A Boltzmann machine is a parametric model for the joint probability of binary random variables.

Consider an \( \ndim\)-dimensional binary random variable \( \vx \in \set{0,1}^\ndim \) with an unknown distribution. The joint probability of such a random variable using the Boltzmann machine model is calculated as

\begin{equation} \prob{\vx} = \frac{\expe{-E(\vx)}}{Z} \label{eqn:bm} \end{equation}

Here, \( Z \) is a normalization term, also known as the partition function that ensures \( \sum_{\vx} \prob{\vx} = 1 \).

The function \( E: \ndim \to 1 \) is a parametric function known as the energy function. It is defined as

\begin{equation} E(\vx) = -\vx^T \mW \vx - \vb^T \vx \label{eqn:energy} \end{equation}

with the parameters \( \mW \) and \( \vb \).

Boltzmann machine with hidden variables

The Boltzmann machine model for binary variables readily extends to scenarios where the variables are only partially observable. Say, the random variable \( \vx \) consists of a elements that are observable (or visible) \( \vv \) and the elements that are latent (or hidden) \( \vh \).

Retaining the same formulation for the joint probability of \( \vx \), we can now define the energy function of \( \vx \) with specialized parameters for the two kinds of variables, indicated below with corresponding subscripts.

\begin{aligned} E(\vx) &= E(\vv, \vh) \\\\ &= -\vv^T \mW_v \vv - \vb_v^T \vv -\vh^T \mW_h \vh - \vb_h^T - \vv^T \mW_{vh} \vh \label{eqn:energy-hidden} \end{aligned}

Restricted Boltzmann machine (RBM)

RBMs are undirected probabilistic graphical models for jointly modeling visible and hidden variables.
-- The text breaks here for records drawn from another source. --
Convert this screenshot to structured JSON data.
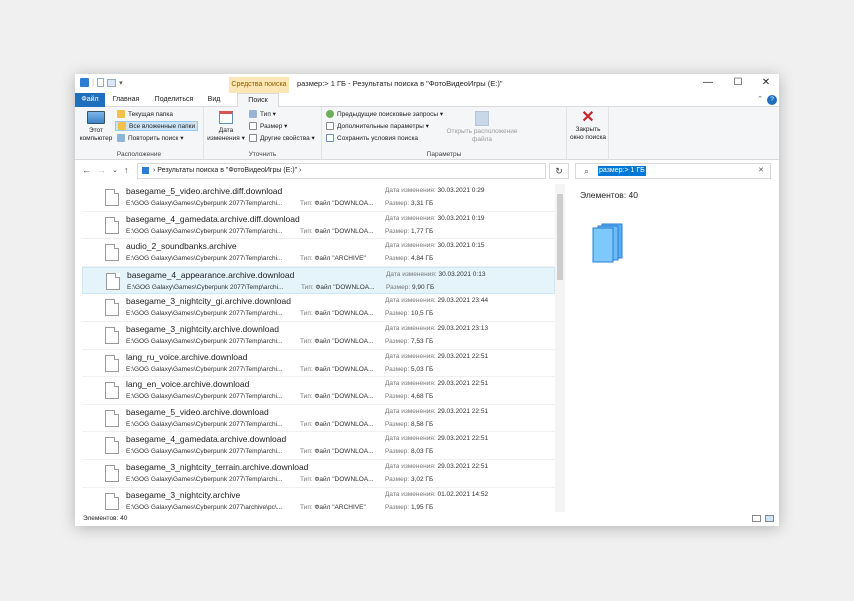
{
  "window": {
    "context_tab": "Средства поиска",
    "title": "размер:> 1 ГБ - Результаты поиска в \"ФотоВидеоИгры (E:)\"",
    "minimize": "—",
    "maximize": "☐",
    "close": "✕",
    "qa_separator": "|",
    "qa_dropdown": "▾"
  },
  "tabs": {
    "file": "Файл",
    "home": "Главная",
    "share": "Поделиться",
    "view": "Вид",
    "search": "Поиск",
    "collapse": "⌃",
    "help": "?"
  },
  "ribbon": {
    "this_pc": "Этот компьютер",
    "current_folder": "Текущая папка",
    "all_subfolders": "Все вложенные папки",
    "search_again": "Повторить поиск ▾",
    "group_location": "Расположение",
    "date_modified": "Дата изменения ▾",
    "type": "Тип ▾",
    "size": "Размер ▾",
    "other_props": "Другие свойства ▾",
    "group_refine": "Уточнить",
    "recent_searches": "Предыдущие поисковые запросы ▾",
    "advanced_options": "Дополнительные параметры ▾",
    "save_search": "Сохранить условия поиска",
    "open_location": "Открыть расположение файла",
    "group_options": "Параметры",
    "close_search": "Закрыть окно поиска"
  },
  "address": {
    "back": "←",
    "forward": "→",
    "dropdown": "⌄",
    "up": "↑",
    "path": "›  Результаты поиска в \"ФотоВидеоИгры (E:)\"  ›",
    "refresh": "↻",
    "search_icon": "⌕",
    "search_query": "размер:> 1 ГБ",
    "search_clear": "✕"
  },
  "labels": {
    "date": "Дата изменения:",
    "size": "Размер:",
    "type": "Тип:"
  },
  "files": [
    {
      "name": "basegame_5_video.archive.diff.download",
      "path": "E:\\GOG Galaxy\\Games\\Cyberpunk 2077\\Temp\\archi...",
      "type": "Файл \"DOWNLOA...",
      "date": "30.03.2021 0:29",
      "size": "3,31 ГБ"
    },
    {
      "name": "basegame_4_gamedata.archive.diff.download",
      "path": "E:\\GOG Galaxy\\Games\\Cyberpunk 2077\\Temp\\archi...",
      "type": "Файл \"DOWNLOA...",
      "date": "30.03.2021 0:19",
      "size": "1,77 ГБ"
    },
    {
      "name": "audio_2_soundbanks.archive",
      "path": "E:\\GOG Galaxy\\Games\\Cyberpunk 2077\\Temp\\archi...",
      "type": "Файл \"ARCHIVE\"",
      "date": "30.03.2021 0:15",
      "size": "4,84 ГБ"
    },
    {
      "name": "basegame_4_appearance.archive.download",
      "path": "E:\\GOG Galaxy\\Games\\Cyberpunk 2077\\Temp\\archi...",
      "type": "Файл \"DOWNLOA...",
      "date": "30.03.2021 0:13",
      "size": "9,90 ГБ"
    },
    {
      "name": "basegame_3_nightcity_gi.archive.download",
      "path": "E:\\GOG Galaxy\\Games\\Cyberpunk 2077\\Temp\\archi...",
      "type": "Файл \"DOWNLOA...",
      "date": "29.03.2021 23:44",
      "size": "10,5 ГБ"
    },
    {
      "name": "basegame_3_nightcity.archive.download",
      "path": "E:\\GOG Galaxy\\Games\\Cyberpunk 2077\\Temp\\archi...",
      "type": "Файл \"DOWNLOA...",
      "date": "29.03.2021 23:13",
      "size": "7,53 ГБ"
    },
    {
      "name": "lang_ru_voice.archive.download",
      "path": "E:\\GOG Galaxy\\Games\\Cyberpunk 2077\\Temp\\archi...",
      "type": "Файл \"DOWNLOA...",
      "date": "29.03.2021 22:51",
      "size": "5,03 ГБ"
    },
    {
      "name": "lang_en_voice.archive.download",
      "path": "E:\\GOG Galaxy\\Games\\Cyberpunk 2077\\Temp\\archi...",
      "type": "Файл \"DOWNLOA...",
      "date": "29.03.2021 22:51",
      "size": "4,68 ГБ"
    },
    {
      "name": "basegame_5_video.archive.download",
      "path": "E:\\GOG Galaxy\\Games\\Cyberpunk 2077\\Temp\\archi...",
      "type": "Файл \"DOWNLOA...",
      "date": "29.03.2021 22:51",
      "size": "8,58 ГБ"
    },
    {
      "name": "basegame_4_gamedata.archive.download",
      "path": "E:\\GOG Galaxy\\Games\\Cyberpunk 2077\\Temp\\archi...",
      "type": "Файл \"DOWNLOA...",
      "date": "29.03.2021 22:51",
      "size": "8,03 ГБ"
    },
    {
      "name": "basegame_3_nightcity_terrain.archive.download",
      "path": "E:\\GOG Galaxy\\Games\\Cyberpunk 2077\\Temp\\archi...",
      "type": "Файл \"DOWNLOA...",
      "date": "29.03.2021 22:51",
      "size": "3,02 ГБ"
    },
    {
      "name": "basegame_3_nightcity.archive",
      "path": "E:\\GOG Galaxy\\Games\\Cyberpunk 2077\\archive\\pc\\...",
      "type": "Файл \"ARCHIVE\"",
      "date": "01.02.2021 14:52",
      "size": "1,95 ГБ"
    }
  ],
  "selected_row": 3,
  "preview": {
    "count": "Элементов: 40"
  },
  "status": {
    "count": "Элементов: 40"
  }
}
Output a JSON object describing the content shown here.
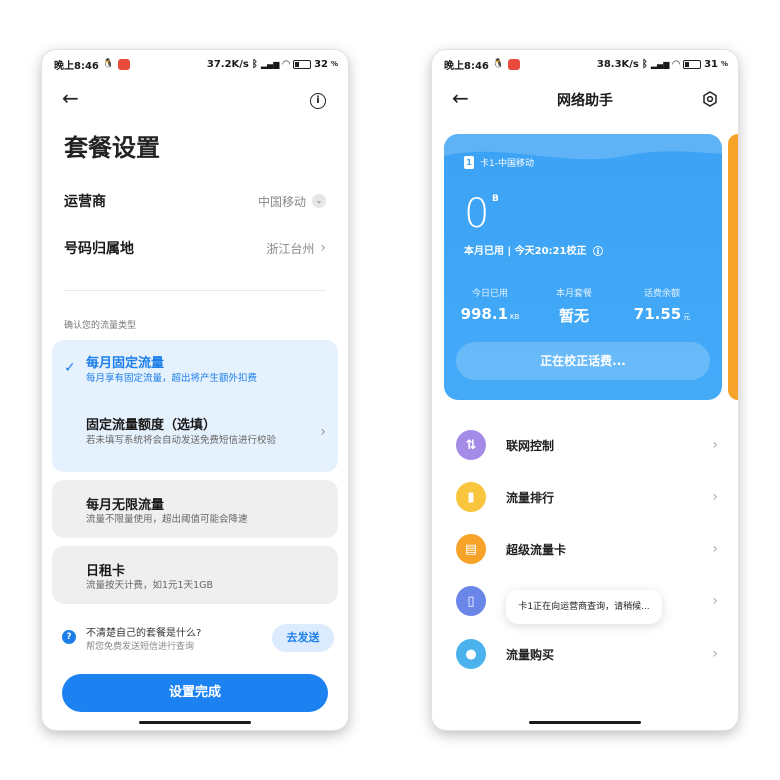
{
  "left": {
    "status": {
      "time": "晚上8:46",
      "speed": "37.2K/s",
      "battery": "32",
      "battery_level": 0.32
    },
    "title": "套餐设置",
    "carrier_row": {
      "label": "运营商",
      "value": "中国移动"
    },
    "location_row": {
      "label": "号码归属地",
      "value": "浙江台州"
    },
    "section_hint": "确认您的流量类型",
    "plan_options": [
      {
        "title": "每月固定流量",
        "subtitle": "每月享有固定流量，超出将产生额外扣费",
        "selected": true
      },
      {
        "title": "固定流量额度（选填）",
        "subtitle": "若未填写系统将会自动发送免费短信进行校验"
      },
      {
        "title": "每月无限流量",
        "subtitle": "流量不限量使用，超出阈值可能会降速"
      },
      {
        "title": "日租卡",
        "subtitle": "流量按天计费，如1元1天1GB"
      }
    ],
    "help": {
      "question": "不清楚自己的套餐是什么?",
      "sub": "帮您免费发送短信进行查询",
      "button": "去发送"
    },
    "done_button": "设置完成"
  },
  "right": {
    "status": {
      "time": "晚上8:46",
      "speed": "38.3K/s",
      "battery": "31",
      "battery_level": 0.31
    },
    "title": "网络助手",
    "card": {
      "sim_label": "卡1-中国移动",
      "usage_value": "0",
      "usage_unit": "B",
      "calibration": "本月已用 | 今天20:21校正",
      "stats": [
        {
          "label": "今日已用",
          "value": "998.1",
          "unit": "KB"
        },
        {
          "label": "本月套餐",
          "value": "暂无",
          "unit": ""
        },
        {
          "label": "话费余额",
          "value": "71.55",
          "unit": "元"
        }
      ],
      "button": "正在校正话费..."
    },
    "menu": [
      {
        "label": "联网控制",
        "icon": "network-control-icon",
        "color": "#a58be8"
      },
      {
        "label": "流量排行",
        "icon": "ranking-icon",
        "color": "#f8c53c"
      },
      {
        "label": "超级流量卡",
        "icon": "sim-card-icon",
        "color": "#f7a32a"
      },
      {
        "label": "",
        "icon": "tablet-icon",
        "color": "#6a86e8"
      },
      {
        "label": "流量购买",
        "icon": "drop-icon",
        "color": "#4bb2ee"
      }
    ],
    "toast": "卡1正在向运营商查询，请稍候..."
  }
}
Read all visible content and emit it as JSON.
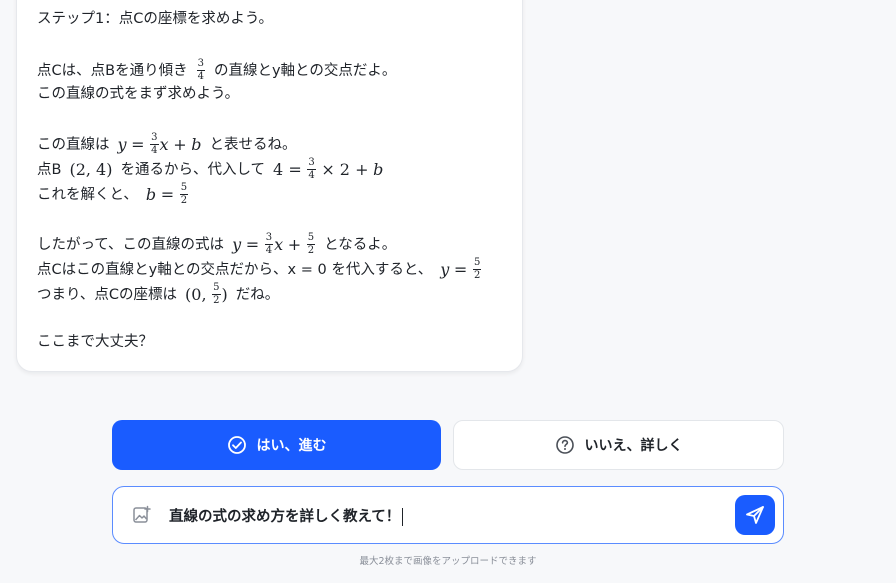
{
  "message": {
    "step_title": "ステップ1：点Cの座標を求めよう。",
    "p1_a": "点Cは、点Bを通り傾き",
    "p1_frac_num": "3",
    "p1_frac_den": "4",
    "p1_b": "の直線とy軸との交点だよ。",
    "p2": "この直線の式をまず求めよう。",
    "p3_a": "この直線は",
    "p3_m1": "y",
    "p3_eq": "=",
    "p3_frac_num": "3",
    "p3_frac_den": "4",
    "p3_m2": "x",
    "p3_plus": "+",
    "p3_m3": "b",
    "p3_b": "と表せるね。",
    "p4_a": "点B",
    "p4_paren": "(2, 4)",
    "p4_b": "を通るから、代入して",
    "p4_lhs": "4 =",
    "p4_frac_num": "3",
    "p4_frac_den": "4",
    "p4_rhs": "× 2 +",
    "p4_m": "b",
    "p5_a": "これを解くと、",
    "p5_m": "b",
    "p5_eq": "=",
    "p5_frac_num": "5",
    "p5_frac_den": "2",
    "p6_a": "したがって、この直線の式は",
    "p6_m1": "y",
    "p6_eq": "=",
    "p6_f1_num": "3",
    "p6_f1_den": "4",
    "p6_m2": "x",
    "p6_plus": "+",
    "p6_f2_num": "5",
    "p6_f2_den": "2",
    "p6_b": "となるよ。",
    "p7_a": "点Cはこの直線とy軸との交点だから、x = 0 を代入すると、",
    "p7_m": "y",
    "p7_eq": "=",
    "p7_frac_num": "5",
    "p7_frac_den": "2",
    "p8_a": "つまり、点Cの座標は",
    "p8_open": "(0,",
    "p8_frac_num": "5",
    "p8_frac_den": "2",
    "p8_close": ")",
    "p8_b": "だね。",
    "closing": "ここまで大丈夫？"
  },
  "actions": {
    "yes_label": "はい、進む",
    "no_label": "いいえ、詳しく"
  },
  "composer": {
    "value": "直線の式の求め方を詳しく教えて！",
    "upload_hint": "最大2枚まで画像をアップロードできます"
  },
  "colors": {
    "accent": "#1a5cff",
    "input_border": "#5b8cff"
  },
  "icons": {
    "yes": "check-circle-icon",
    "no": "question-circle-icon",
    "attach": "image-add-icon",
    "send": "send-icon"
  }
}
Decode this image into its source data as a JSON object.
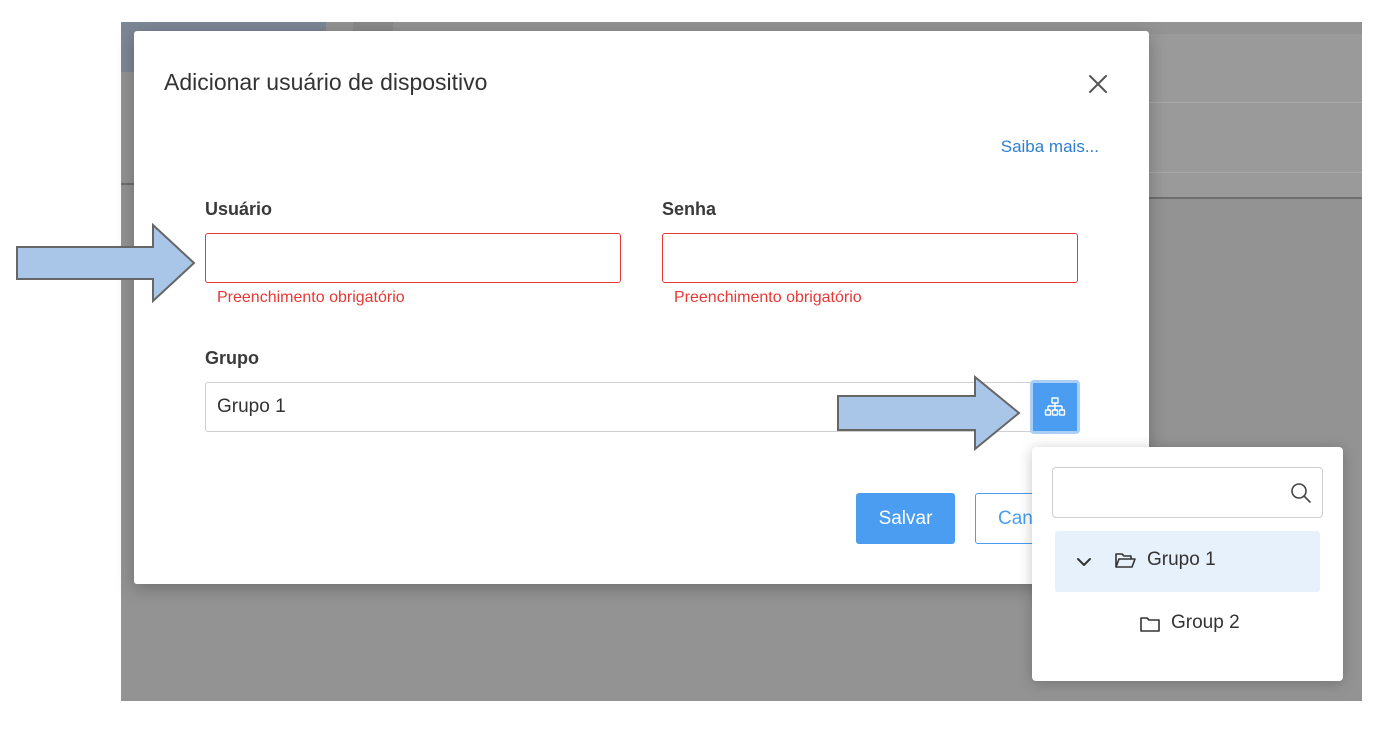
{
  "modal": {
    "title": "Adicionar usuário de dispositivo",
    "learn_more": "Saiba mais...",
    "username": {
      "label": "Usuário",
      "value": "",
      "error": "Preenchimento obrigatório"
    },
    "password": {
      "label": "Senha",
      "value": "",
      "error": "Preenchimento obrigatório"
    },
    "group": {
      "label": "Grupo",
      "value": "Grupo 1"
    },
    "save_label": "Salvar",
    "cancel_label": "Can"
  },
  "group_dropdown": {
    "search_value": "",
    "nodes": [
      {
        "label": "Grupo 1",
        "expanded": true,
        "selected": true
      },
      {
        "label": "Group 2",
        "expanded": false,
        "selected": false
      }
    ]
  },
  "icons": {
    "close": "close-icon",
    "tree": "hierarchy-icon",
    "search": "search-icon",
    "chevron": "chevron-down-icon",
    "open_folder": "folder-open-icon",
    "folder": "folder-icon"
  },
  "colors": {
    "accent": "#4a9df0",
    "error": "#e53935",
    "link": "#2f7fd1",
    "annotation_arrow_fill": "#a9c6e8"
  }
}
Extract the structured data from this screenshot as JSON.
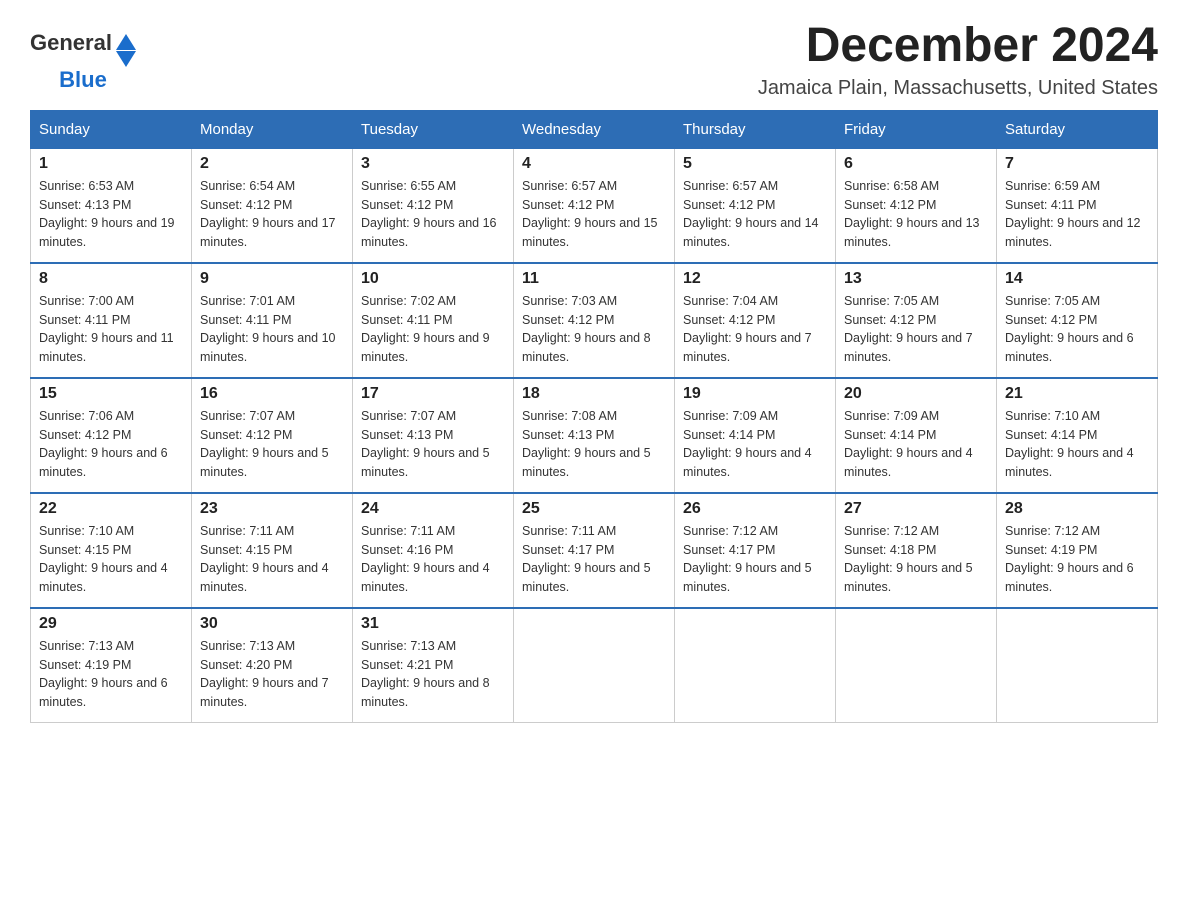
{
  "header": {
    "logo_general": "General",
    "logo_blue": "Blue",
    "month_title": "December 2024",
    "location": "Jamaica Plain, Massachusetts, United States"
  },
  "weekdays": [
    "Sunday",
    "Monday",
    "Tuesday",
    "Wednesday",
    "Thursday",
    "Friday",
    "Saturday"
  ],
  "weeks": [
    [
      {
        "day": "1",
        "sunrise": "6:53 AM",
        "sunset": "4:13 PM",
        "daylight": "9 hours and 19 minutes."
      },
      {
        "day": "2",
        "sunrise": "6:54 AM",
        "sunset": "4:12 PM",
        "daylight": "9 hours and 17 minutes."
      },
      {
        "day": "3",
        "sunrise": "6:55 AM",
        "sunset": "4:12 PM",
        "daylight": "9 hours and 16 minutes."
      },
      {
        "day": "4",
        "sunrise": "6:57 AM",
        "sunset": "4:12 PM",
        "daylight": "9 hours and 15 minutes."
      },
      {
        "day": "5",
        "sunrise": "6:57 AM",
        "sunset": "4:12 PM",
        "daylight": "9 hours and 14 minutes."
      },
      {
        "day": "6",
        "sunrise": "6:58 AM",
        "sunset": "4:12 PM",
        "daylight": "9 hours and 13 minutes."
      },
      {
        "day": "7",
        "sunrise": "6:59 AM",
        "sunset": "4:11 PM",
        "daylight": "9 hours and 12 minutes."
      }
    ],
    [
      {
        "day": "8",
        "sunrise": "7:00 AM",
        "sunset": "4:11 PM",
        "daylight": "9 hours and 11 minutes."
      },
      {
        "day": "9",
        "sunrise": "7:01 AM",
        "sunset": "4:11 PM",
        "daylight": "9 hours and 10 minutes."
      },
      {
        "day": "10",
        "sunrise": "7:02 AM",
        "sunset": "4:11 PM",
        "daylight": "9 hours and 9 minutes."
      },
      {
        "day": "11",
        "sunrise": "7:03 AM",
        "sunset": "4:12 PM",
        "daylight": "9 hours and 8 minutes."
      },
      {
        "day": "12",
        "sunrise": "7:04 AM",
        "sunset": "4:12 PM",
        "daylight": "9 hours and 7 minutes."
      },
      {
        "day": "13",
        "sunrise": "7:05 AM",
        "sunset": "4:12 PM",
        "daylight": "9 hours and 7 minutes."
      },
      {
        "day": "14",
        "sunrise": "7:05 AM",
        "sunset": "4:12 PM",
        "daylight": "9 hours and 6 minutes."
      }
    ],
    [
      {
        "day": "15",
        "sunrise": "7:06 AM",
        "sunset": "4:12 PM",
        "daylight": "9 hours and 6 minutes."
      },
      {
        "day": "16",
        "sunrise": "7:07 AM",
        "sunset": "4:12 PM",
        "daylight": "9 hours and 5 minutes."
      },
      {
        "day": "17",
        "sunrise": "7:07 AM",
        "sunset": "4:13 PM",
        "daylight": "9 hours and 5 minutes."
      },
      {
        "day": "18",
        "sunrise": "7:08 AM",
        "sunset": "4:13 PM",
        "daylight": "9 hours and 5 minutes."
      },
      {
        "day": "19",
        "sunrise": "7:09 AM",
        "sunset": "4:14 PM",
        "daylight": "9 hours and 4 minutes."
      },
      {
        "day": "20",
        "sunrise": "7:09 AM",
        "sunset": "4:14 PM",
        "daylight": "9 hours and 4 minutes."
      },
      {
        "day": "21",
        "sunrise": "7:10 AM",
        "sunset": "4:14 PM",
        "daylight": "9 hours and 4 minutes."
      }
    ],
    [
      {
        "day": "22",
        "sunrise": "7:10 AM",
        "sunset": "4:15 PM",
        "daylight": "9 hours and 4 minutes."
      },
      {
        "day": "23",
        "sunrise": "7:11 AM",
        "sunset": "4:15 PM",
        "daylight": "9 hours and 4 minutes."
      },
      {
        "day": "24",
        "sunrise": "7:11 AM",
        "sunset": "4:16 PM",
        "daylight": "9 hours and 4 minutes."
      },
      {
        "day": "25",
        "sunrise": "7:11 AM",
        "sunset": "4:17 PM",
        "daylight": "9 hours and 5 minutes."
      },
      {
        "day": "26",
        "sunrise": "7:12 AM",
        "sunset": "4:17 PM",
        "daylight": "9 hours and 5 minutes."
      },
      {
        "day": "27",
        "sunrise": "7:12 AM",
        "sunset": "4:18 PM",
        "daylight": "9 hours and 5 minutes."
      },
      {
        "day": "28",
        "sunrise": "7:12 AM",
        "sunset": "4:19 PM",
        "daylight": "9 hours and 6 minutes."
      }
    ],
    [
      {
        "day": "29",
        "sunrise": "7:13 AM",
        "sunset": "4:19 PM",
        "daylight": "9 hours and 6 minutes."
      },
      {
        "day": "30",
        "sunrise": "7:13 AM",
        "sunset": "4:20 PM",
        "daylight": "9 hours and 7 minutes."
      },
      {
        "day": "31",
        "sunrise": "7:13 AM",
        "sunset": "4:21 PM",
        "daylight": "9 hours and 8 minutes."
      },
      null,
      null,
      null,
      null
    ]
  ]
}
They are a specialized version of Boltzmann machine with a restriction — there are no links among visible variables and among hidden variables.

As a result, the energy function of RBM has two fewer terms than in Equation \ref{eqn:energy-hidden}

\begin{aligned} E(\vv, \vh) &= - \vb_v^T \vv - \vb_h^T - \vv^T \mW_{vh} \vh \label{eqn:energy-rbm} \end{aligned}

Note that the quadratic terms for the self-interaction among the visible variables (\( -\vv^T \mW_v \vv \)) and those among the hidden variables (\(-\vh^T \mW_h \vh \) ) are not included in the RBM energy function. Hence the name restricted Boltzmann machines.

Using this modified energy function, the joint probability of the variables is

\begin{equation} \prob{v=\vv, h=\vh} = \frac{\expe{-E(\vv, \vh)}}{Z} \label{eqn:rbm} \end{equation}

The partition function is a summation over the probabilities of all possible instantiations of the variables

$$ Z = \sum_{\vv} \sum_{\vh} \prob{v=\vv, h=\vh} $$

Training

Training an RBM involves the discovery of optimal parameters \( \vb, \vc \) and \( \mW_{vh} \) of the the model. You can notice that the partition function is intractable due to the enumeration of all possible values of the hidden states. Therefore, typically RBMs are trained using approximation methods meant for models with intractable partition functions, with necessary terms being calculated using sampling methods such as Gibb sampling.